A brainchild of Sanjeev Kumar Roy, former student of St. Xavier’s School, Ranchi, and IIT (BHU), Bijhar, as the name suggests, stands for an association of Bihar and Jharkhand people.
Officially formed in 2003, Bijhar has over 200 members who were either born or at some point of time stayed in either of the two states.
“In Singapore, people of Bihar often met informally, but there was no platform as such. It was about a few years back when I came across some like-minded people and Bijhar was formed,” Sanjeev Roy, president of Bijhar, told The Telegraph over telephone from Singapore.
But why Bijhar? Pat came the reply: “Bi for Bihar and ‘jhar’ for Jharkhand. The two might be separated but we are still a part of the same land,” Roy added.
So what started as an attempt to unite Biharis and Jharkhandis in Singapore, fast developed into a socio-cultural platform of people from the two states staying in Singapore.
“We discuss how to improve ties among the two states, observe our festivals and fund NGOs working in the interiors of Bihar and Jharkhand,” said Sudeep Kumar, senior executive of Bijhar, who passed out of Delhi Public School, Bokaro, before moving to IIT (Kanpur) and a job at Tata Motors.
Bijhar got even better in October last year when Roy and his group of friends launched their portal Bijhar.org. And, if Roy was the brain behind Bijhar, its honorary secretary Rajesh Anand from Motihari, who completed degree from BIT (Mesra) in Ranchi, and Sudeep Kumar prize their portal.
“Right now we are working with four NGOs for the uplift of the poor and underprivileged,” added Rajesh. Bijhar is helping Children and Mother Earth (COME) of Gorakhpur, Gramin and Nagar Vikas Parishad (GNVP) and Nidan in Patna and Jharkhand Vikas Nyas (JVN), Ramgarh.

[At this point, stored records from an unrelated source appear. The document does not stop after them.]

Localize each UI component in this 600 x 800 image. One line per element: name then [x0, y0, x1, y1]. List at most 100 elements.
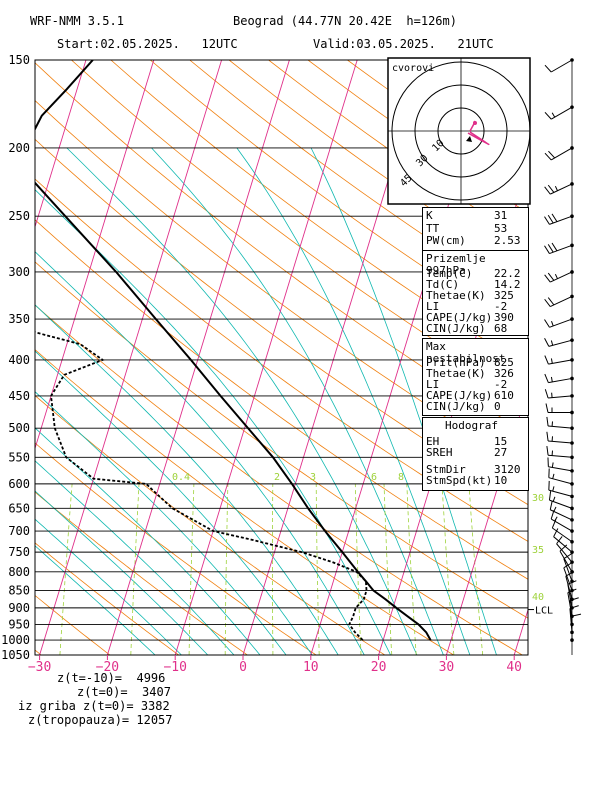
max-instability-title: Max nestabilnost [426, 340, 506, 365]
temp-tick-label: −20 [96, 660, 119, 675]
isotherm [39, 60, 223, 655]
hodograph-stats-box: Hodograf EH 15 SREH 27 StmDir 3120 StmSpd(k… [422, 417, 529, 491]
wind-barb [545, 403, 574, 415]
mixing-ratio-line [468, 483, 484, 655]
max-instability-key: CIN(J/kg) [426, 400, 486, 413]
wind-barb [546, 431, 574, 445]
indices-box: K 31 TT 53 PW(cm) 2.53 [422, 207, 529, 251]
pressure-tick-label: 550 [8, 450, 30, 464]
surface-value: 68 [494, 322, 508, 335]
wind-barb [544, 317, 574, 328]
z-zero-level: z(t=0)= 3407 [77, 685, 171, 699]
hodograph-label: cvorovi [392, 63, 434, 74]
isotherm [35, 60, 87, 229]
pressure-tick-label: 400 [8, 353, 30, 367]
surface-title: Prizemlje 997hPa [426, 252, 486, 277]
mixing-ratio-label: 6 [371, 472, 377, 483]
wind-barb [546, 445, 574, 460]
wind-barb [544, 213, 574, 225]
pressure-tick-label: 600 [8, 477, 30, 491]
moist-adiabat [151, 147, 444, 655]
surface-key: Td(C) [426, 278, 460, 291]
max-instability-value: 0 [494, 400, 501, 413]
hodograph-stats-value: 3120 [494, 463, 521, 476]
start-time: Start:02.05.2025. 12UTC [57, 37, 238, 51]
mixing-ratio-line [354, 483, 362, 655]
wind-barb [550, 510, 574, 533]
pressure-tick-label: 450 [8, 389, 30, 403]
index-row-pw: PW(cm) 2.53 [426, 235, 525, 246]
hodograph-stats-value: 10 [494, 474, 508, 487]
pressure-tick-label: 650 [8, 501, 30, 515]
moist-adiabat [35, 427, 261, 655]
valid-time: Valid:03.05.2025. 21UTC [313, 37, 494, 51]
surface-row: CAPE(J/kg) 390 [426, 312, 525, 323]
temp-tick-label: 20 [371, 660, 387, 675]
max-instability-row: Prit(hPa) 825 [426, 357, 525, 368]
z-minus10-level: z(t=-10)= 4996 [57, 671, 166, 685]
pressure-tick-label: 300 [8, 265, 30, 279]
mixing-ratio-line [441, 483, 455, 655]
surface-key: CIN(J/kg) [426, 322, 486, 335]
mixing-ratio-label: 0.4 [172, 472, 190, 483]
moist-adiabat [35, 460, 235, 655]
surface-box: Prizemlje 997hPa Temp(C) 22.2 Td(C) 14.2 T… [422, 250, 529, 336]
pressure-tick-label: 850 [8, 583, 30, 597]
surface-value: 325 [494, 289, 514, 302]
moist-adiabat [35, 251, 365, 655]
moist-adiabat [66, 147, 418, 655]
index-value: 53 [494, 222, 508, 235]
hodograph-stats-row: EH 15 [426, 436, 525, 447]
moist-adiabat [35, 518, 182, 655]
index-value: 31 [494, 209, 508, 222]
mixing-ratio-label: 8 [398, 472, 404, 483]
hodograph-stats-value: 27 [494, 446, 508, 459]
pressure-tick-label: 250 [8, 209, 30, 223]
tropopause-height: z(tropopauza)= 12057 [28, 713, 173, 727]
moist-adiabat [35, 545, 156, 655]
wind-barb [548, 468, 574, 486]
isotherm [582, 60, 600, 655]
index-value: 2.53 [494, 234, 521, 247]
dry-adiabat [35, 442, 317, 655]
barb-speed-label: 35 [532, 545, 544, 556]
hodograph-stats-key: SREH [426, 446, 453, 459]
wind-barb [544, 242, 574, 255]
hodograph-stats-row: StmSpd(kt) 10 [426, 475, 525, 486]
max-instability-value: 326 [494, 367, 514, 380]
isotherm [106, 60, 290, 655]
wind-barb [547, 457, 574, 473]
storm-motion-marker [466, 136, 472, 142]
max-instability-value: 610 [494, 389, 514, 402]
dry-adiabat [584, 60, 600, 655]
mixing-ratio-line [59, 483, 73, 655]
pressure-tick-label: 700 [8, 524, 30, 538]
surface-key: Temp(C) [426, 267, 473, 280]
surface-row: LI -2 [426, 301, 525, 312]
max-instability-row: Thetae(K) 326 [426, 368, 525, 379]
surface-key: Thetae(K) [426, 289, 486, 302]
surface-key: LI [426, 300, 440, 313]
wind-barb [544, 355, 574, 365]
hodograph-stats-key: StmDir [426, 463, 466, 476]
max-instability-box: Max nestabilnost Prit(hPa) 825 Thetae(K) 3… [422, 338, 529, 416]
moist-adiabat [35, 490, 209, 655]
index-row-tt: TT 53 [426, 223, 525, 234]
isotherm [445, 386, 528, 655]
wind-barb [544, 270, 574, 283]
model-title: WRF-NMM 3.5.1 [30, 14, 124, 28]
surface-value: 390 [494, 311, 514, 324]
lcl-label: LCL [535, 606, 553, 617]
max-instability-key: Prit(hPa) [426, 356, 486, 369]
wind-barb [544, 182, 574, 195]
max-instability-row: LI -2 [426, 379, 525, 390]
pressure-tick-label: 200 [8, 141, 30, 155]
pressure-tick-label: 1000 [1, 633, 30, 647]
moist-adiabat [236, 147, 471, 655]
wind-barb [544, 105, 574, 120]
mixing-ratio-line [406, 483, 417, 655]
wind-barb [544, 389, 574, 399]
temp-tick-label: 30 [439, 660, 455, 675]
surface-key: CAPE(J/kg) [426, 311, 493, 324]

The organisation had a discussion with former chief minister Babulal Marandi when he visited Singapore in 2002 on how to strengthen their ties and early this week they gave a nod to the Nitish Kumar government for Bijhar to be part of the Bihar Foundation — an association of Biharis living around the globe.
“Sushil Modi, deputy chief minister of Bihar, was here recently. When he made a proposal, we accepted it readily,” added Roy.
Apart from being a social networking site, Bijhar offers latest updates on Bihar and Jharkhand, a complete gourmet gallery, book reviews, blog, details on festivals and events and several features pertaining to the two states. If that’s not all, the group plans to launch soon their branches in Malyasia, Thailand and other South East Asian countries.